Russell and I left the spit and walked south along the foreshore.

The beach and dunes in this area were severely affected by cyclone Yasi, however, now the area is making a strong recovery with healthy communities of dune vegetation growing down to the high water mark and no sign of erosion.
As we walked along the beach we disturbed two colonies of Greater Sand Plovers, about 60 birds in one and 30 in the other.

A stalk-eyed ghost crab was scurrying along the sand and didn't seem to mind when I came close with the camera. Unusual to see these crabs in the middle of the day.

We returned to the spit and the sound of the Little Terns feeding.

I looked back on the beauty and peace of this special place and hoped that the Little Terns will stay safe during the school holidays.

On the return trip up Liverpool Creek I took a series of photos of the mangroves and although damage from cyclone Yasi can still be observed, I could find no evidence of dieback and there was a healthy recruitment of the forest in areas that had received the full force of the storm.

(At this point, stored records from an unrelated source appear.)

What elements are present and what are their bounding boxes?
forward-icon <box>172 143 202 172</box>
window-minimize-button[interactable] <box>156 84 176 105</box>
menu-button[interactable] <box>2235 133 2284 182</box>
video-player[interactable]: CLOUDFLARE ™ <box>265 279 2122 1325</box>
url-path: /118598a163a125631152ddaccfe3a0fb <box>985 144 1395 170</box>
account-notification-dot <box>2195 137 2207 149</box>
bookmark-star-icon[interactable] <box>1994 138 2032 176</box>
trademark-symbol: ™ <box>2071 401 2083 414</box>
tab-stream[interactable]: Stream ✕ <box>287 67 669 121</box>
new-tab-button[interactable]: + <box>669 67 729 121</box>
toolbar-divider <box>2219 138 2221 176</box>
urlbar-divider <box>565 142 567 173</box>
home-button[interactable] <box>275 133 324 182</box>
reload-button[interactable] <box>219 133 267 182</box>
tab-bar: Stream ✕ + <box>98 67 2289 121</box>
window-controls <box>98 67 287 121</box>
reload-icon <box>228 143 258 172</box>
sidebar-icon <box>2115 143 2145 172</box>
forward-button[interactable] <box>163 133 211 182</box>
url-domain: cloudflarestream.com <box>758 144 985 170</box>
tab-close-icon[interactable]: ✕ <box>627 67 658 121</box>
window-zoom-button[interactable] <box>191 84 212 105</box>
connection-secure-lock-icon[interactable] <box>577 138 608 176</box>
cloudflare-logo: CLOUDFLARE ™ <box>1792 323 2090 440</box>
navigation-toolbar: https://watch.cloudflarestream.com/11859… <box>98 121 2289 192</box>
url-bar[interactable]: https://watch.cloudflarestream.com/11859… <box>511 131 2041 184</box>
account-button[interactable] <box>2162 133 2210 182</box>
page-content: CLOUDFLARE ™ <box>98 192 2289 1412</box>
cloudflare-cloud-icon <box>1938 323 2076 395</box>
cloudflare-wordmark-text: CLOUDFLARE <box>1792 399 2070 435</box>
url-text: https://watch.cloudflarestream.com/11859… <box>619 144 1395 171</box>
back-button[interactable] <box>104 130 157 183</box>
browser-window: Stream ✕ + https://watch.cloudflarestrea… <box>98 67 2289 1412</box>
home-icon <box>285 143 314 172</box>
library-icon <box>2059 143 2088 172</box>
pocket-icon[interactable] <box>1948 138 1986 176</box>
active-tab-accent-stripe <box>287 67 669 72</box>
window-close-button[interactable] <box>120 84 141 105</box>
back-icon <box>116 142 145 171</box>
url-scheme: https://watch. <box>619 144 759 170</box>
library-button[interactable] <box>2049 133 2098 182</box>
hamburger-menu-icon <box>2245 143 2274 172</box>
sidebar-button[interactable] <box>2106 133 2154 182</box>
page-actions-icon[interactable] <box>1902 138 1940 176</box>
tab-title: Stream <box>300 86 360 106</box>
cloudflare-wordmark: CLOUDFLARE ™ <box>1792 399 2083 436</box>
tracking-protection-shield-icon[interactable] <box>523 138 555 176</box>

 A juvenile white bellied sea-eagle flew directly overhead.

As we motored back an Eastern Great Egret flew out from the mangroves lifting his giant wings effortlessly.

It was low tide when we returned but Russell managed the boat back on the trailer without any problems. A great little boat, light but stable and comfortable.

With Christmas school holidays started a lot of children will be going down to the beach and there is some hysteria about crocodiles. Unfortunately it is stupid, carless people that the Government should be clamping down on. This week a couple of young men were fishing at Coquette Point, when they left I collected two bucks of rubbish including a broken rod and fishing line. They also left behind and strewn on the beach a bucket of bait. I looked at the bait feeling sad at the waste and you know the feeling when you think something is watching you………….

Crocodile Midget had also smelt the bait and was waiting for the tide to come in or perhaps for me to leave. It is stupidity like gutting fish or leaving bait that attracts crocodiles to beaches.

Over the last few years retiree-migrants from the city have settled at Mission Beach, having left the city they were looking for a sea-change but now they hanker for a faster way of life and are trying to impose changes on the natural landscape of Mission Beach.
The jetty at Clump Point was replaced with funding from the Yasi disaster fund but now there is lobbying to erect an ugly breakwater out from the jetty. Any such breakwater will have profound effects on the Bay and in the event of another cyclone is likely to break up and destroy the new jetty. Please click onto the Cassowary Coast Alliance web site on the right and sign the petition against the rock wall breakwater at Clump Point.   CCA Petition against the rock wall breakwater at Clump Point. Mission Beach is naturally beautiful, please leave it that way.

The Christmas beetle and I wish you a very happy and peaceful holiday. Yvonne.